In the "replace table" dialog box, click the Browse button to view the content of the replace table. You can also read the source files in the src directory. This replacement table contains three replicas:

  1. Replace the first named entity within 255 (including 255, the same below) with the corresponding encoded text.
  2. Replace the 128 numeric entities encoded in 128-255 with the corresponding encoding text.
  3. Replace the 255 characters encoded within 194 with the corresponding encoding text. The 194 characters include all 191 printable characters in the range and 3 commonly used controllers: 09, 0d, and 0a.

From the content of the replace table, we can see that "character entity to encoding" can replace all the source text encoded within 255 with the corresponding encoding.

Conclusion

This article describes how to use custom replacement of cnbook. The cnbook (download) is designed to be a fast, compact, and flexible text processing tool. Unfortunately, I don't have time to complete it. I think that at least "column mode", "listing rows containing strings", and "Input Method sensing" should be added before I can use it as the default text editor. However, cnbook's support for four-byte Chinese characters is still good, and its function is slightly stronger than "Notepad ".

Contact Us

The content source of this page is from Internet, which doesn't represent Alibaba Cloud's opinion; products and services mentioned on that page don't have any relationship with Alibaba Cloud. If the content of the page makes you feel confusing, please write us an email, we will handle the problem within 5 days after receiving your email.

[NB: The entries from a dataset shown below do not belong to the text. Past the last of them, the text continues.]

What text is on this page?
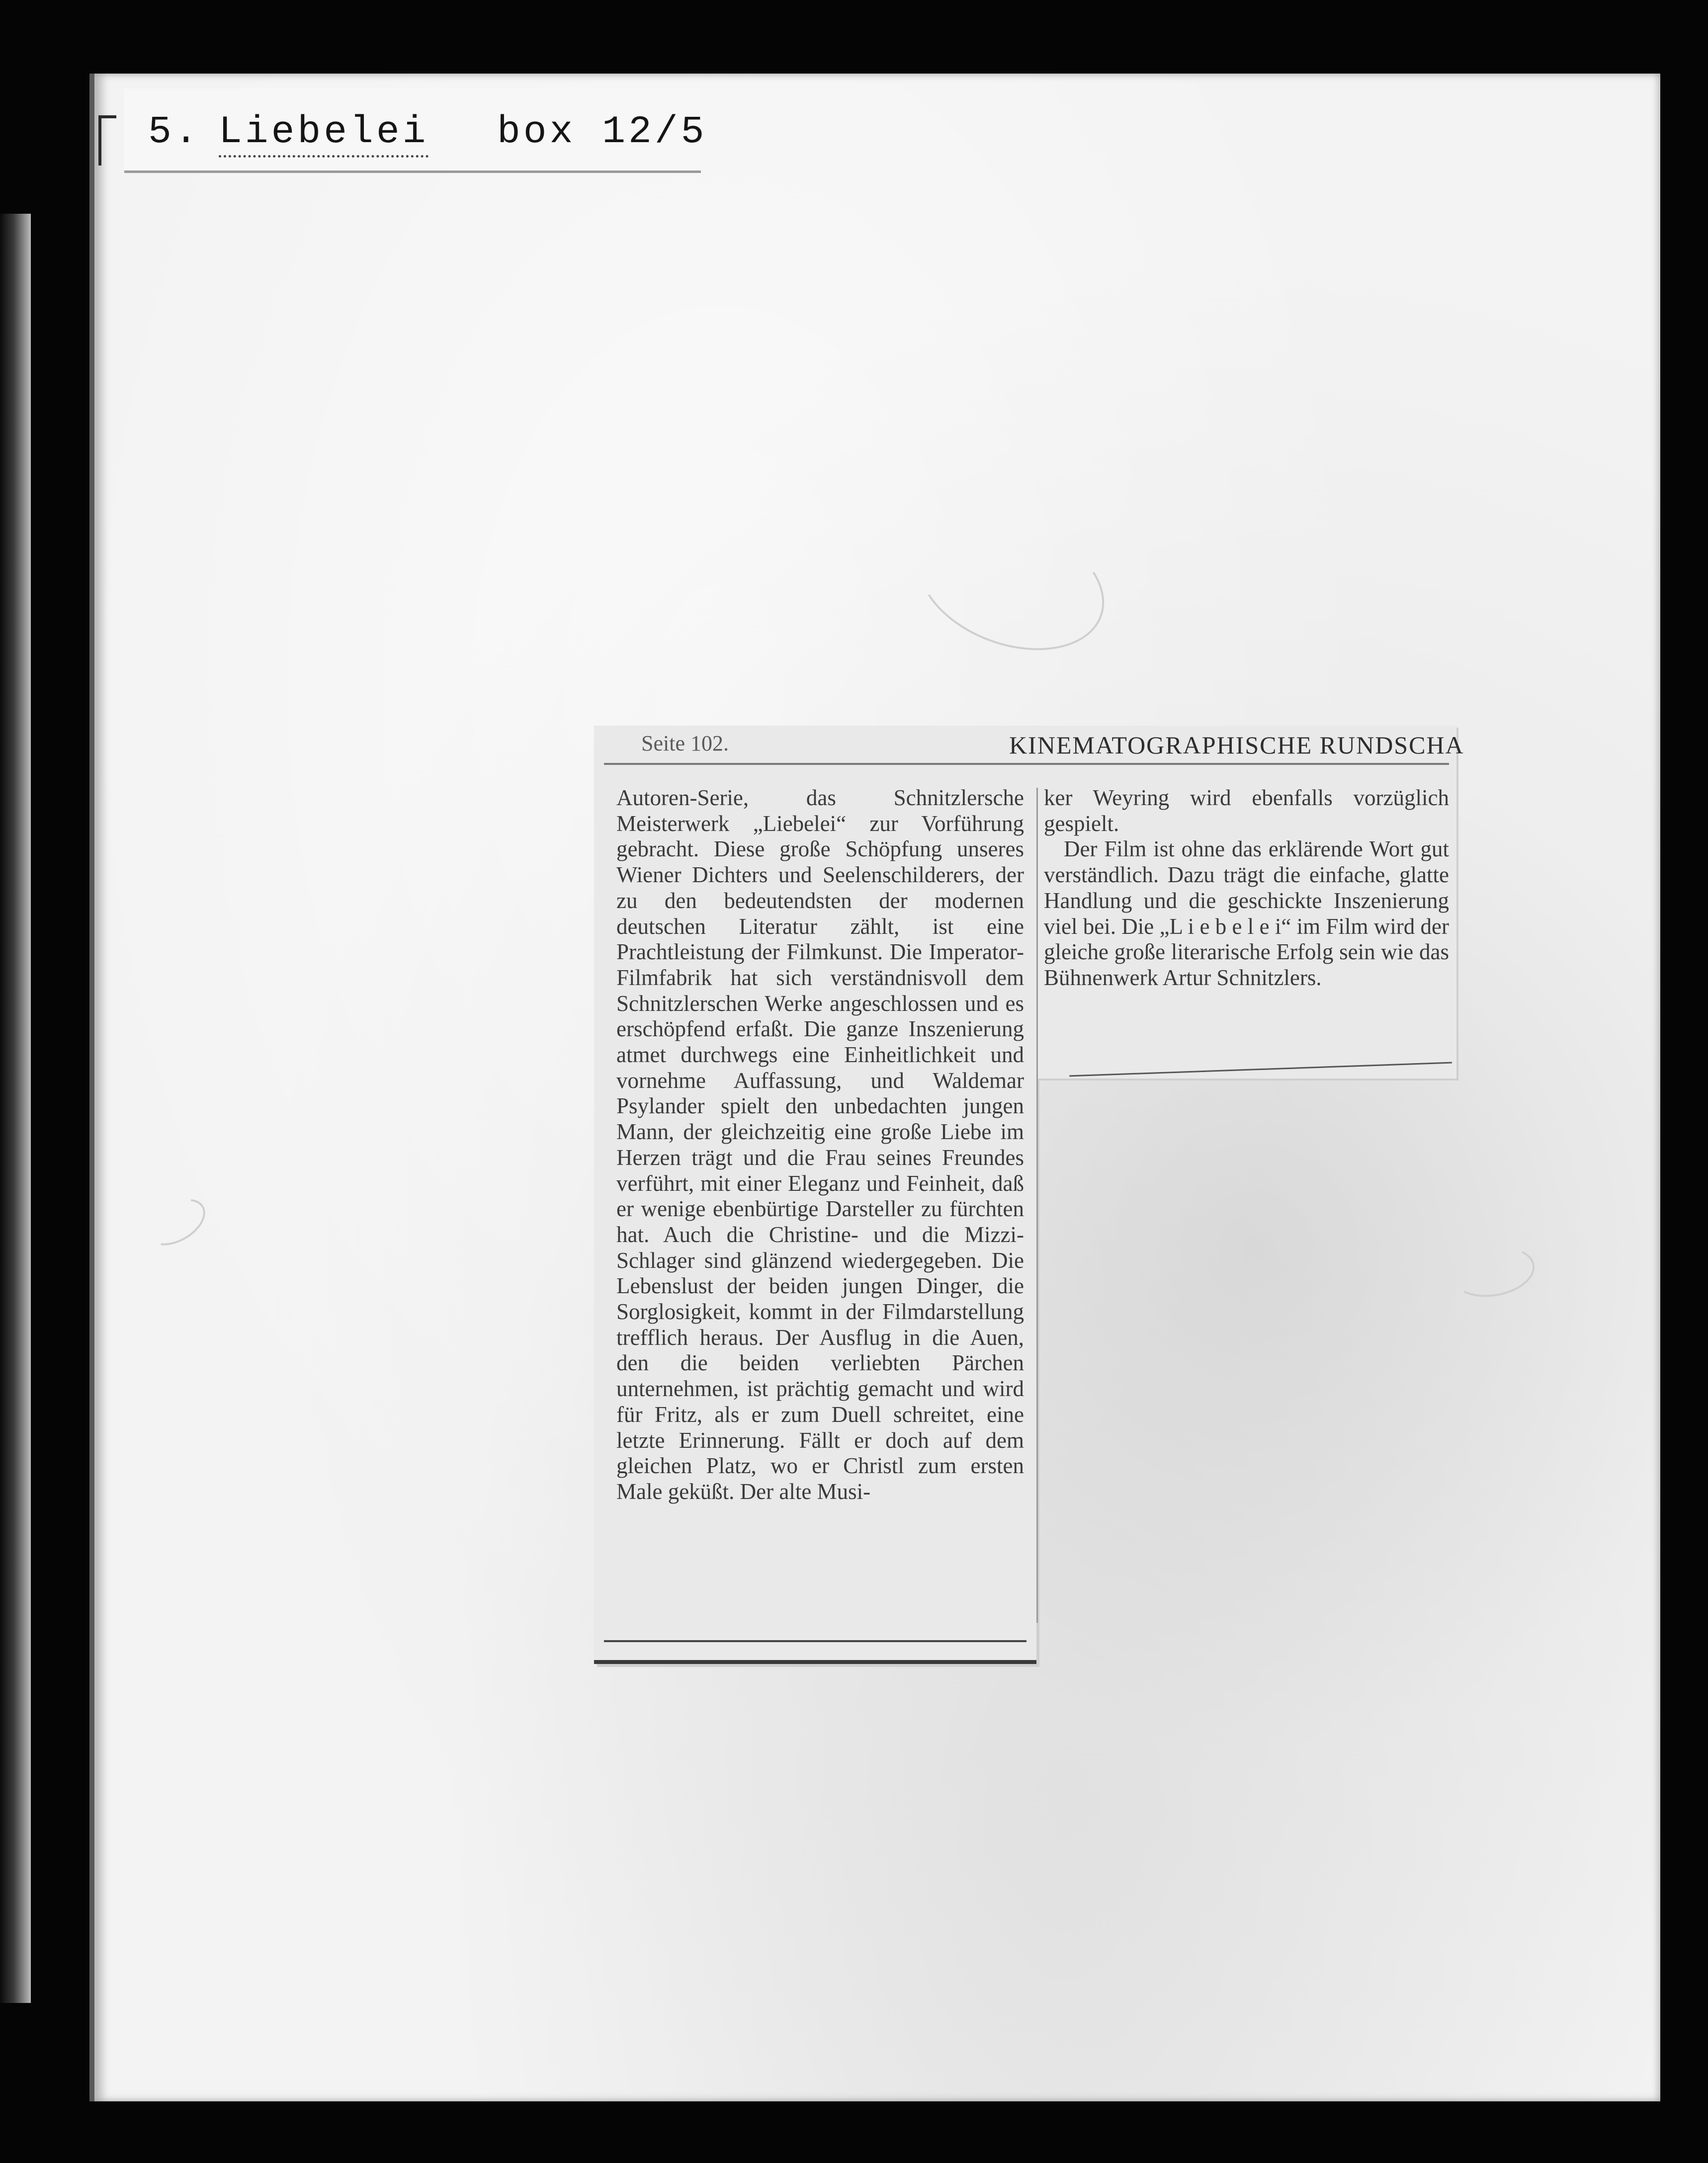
5. Liebelei box 12/5
Seite 102.	KINEMATOGRAPHISCHE RUNDSCHA

Autoren-Serie, das Schnitzlersche Meisterwerk „Liebelei“ zur Vorführung gebracht. Diese große Schöpfung unseres Wiener Dichters und Seelenschilderers, der zu den bedeutendsten der modernen deutschen Literatur zählt, ist eine Prachtleistung der Filmkunst. Die Imperator-Filmfabrik hat sich verständnisvoll dem Schnitzlerschen Werke angeschlossen und es erschöpfend erfaßt. Die ganze Inszenierung atmet durchwegs eine Einheitlichkeit und vornehme Auffassung, und Waldemar Psylander spielt den unbedachten jungen Mann, der gleichzeitig eine große Liebe im Herzen trägt und die Frau seines Freundes verführt, mit einer Eleganz und Feinheit, daß er wenige ebenbürtige Darsteller zu fürchten hat. Auch die Christine- und die Mizzi-Schlager sind glänzend wiedergegeben. Die Lebenslust der beiden jungen Dinger, die Sorglosigkeit, kommt in der Filmdarstellung trefflich heraus. Der Ausflug in die Auen, den die beiden verliebten Pärchen unternehmen, ist prächtig gemacht und wird für Fritz, als er zum Duell schreitet, eine letzte Erinnerung. Fällt er doch auf dem gleichen Platz, wo er Christl zum ersten Male geküßt. Der alte Musi-

ker Weyring wird ebenfalls vorzüglich gespielt.

Der Film ist ohne das erklärende Wort gut verständlich. Dazu trägt die einfache, glatte Handlung und die geschickte Inszenierung viel bei. Die „L i e b e l e i“ im Film wird der gleiche große literarische Erfolg sein wie das Bühnenwerk Artur Schnitzlers.
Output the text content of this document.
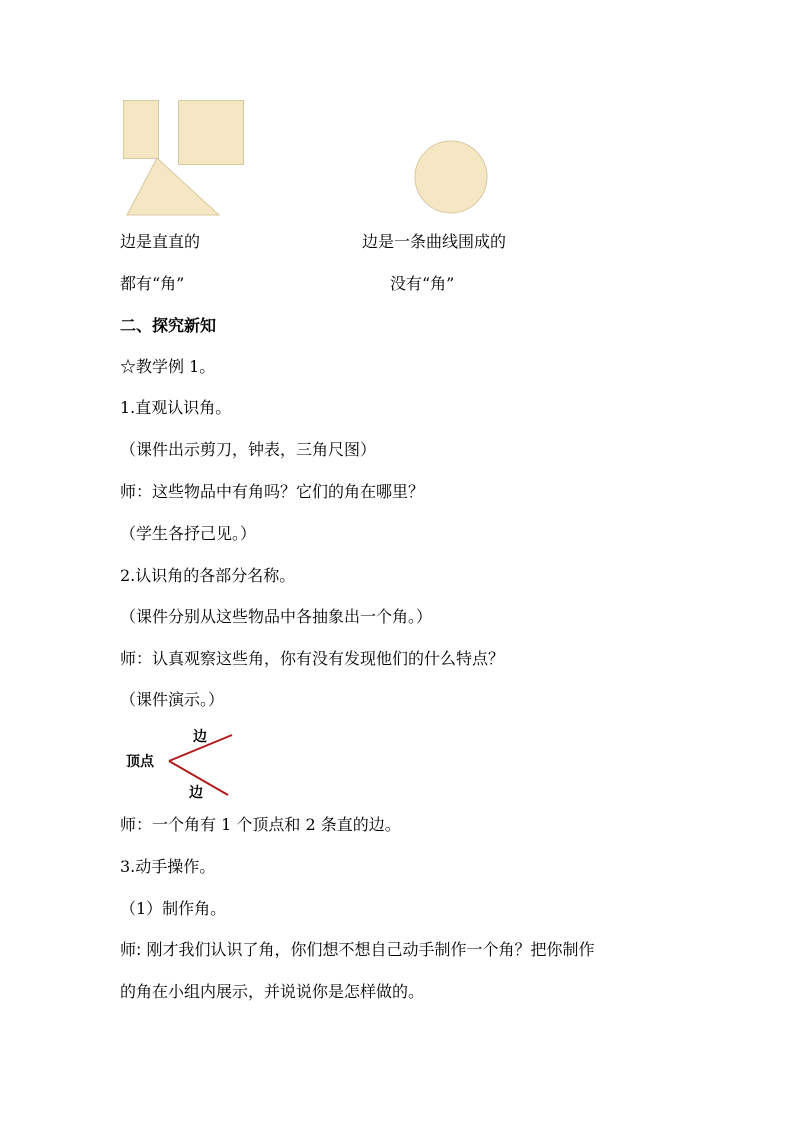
边是直直的	边是一条曲线围成的
都有“角”	没有“角”
二、探究新知
☆教学例 1。
1.直观认识角。
（课件出示剪刀，钟表，三角尺图）
师：这些物品中有角吗？它们的角在哪里？
（学生各抒己见。）
2.认识角的各部分名称。
（课件分别从这些物品中各抽象出一个角。）
师：认真观察这些角，你有没有发现他们的什么特点？
（课件演示。）
顶点
边
边
师：一个角有 1 个顶点和 2 条直的边。
3.动手操作。
（1）制作角。
师: 刚才我们认识了角，你们想不想自己动手制作一个角？把你制作
的角在小组内展示，并说说你是怎样做的。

If you find any instances of plagiarism from the community, please send an email to: info-contact@alibabacloud.com and provide relevant evidence. A staff member will contact you within 5 working days.

A Free Trial That Lets You Build Big!

Start building with 50+ products and up to 12 months usage for Elastic Compute Service

  • Sales Support

    1 on 1 presale consultation

  • After-Sales Support

    24/7 Technical Support 6 Free Tickets per Quarter Faster Response

  • Alibaba Cloud offers highly flexible support services tailored to meet your exact needs.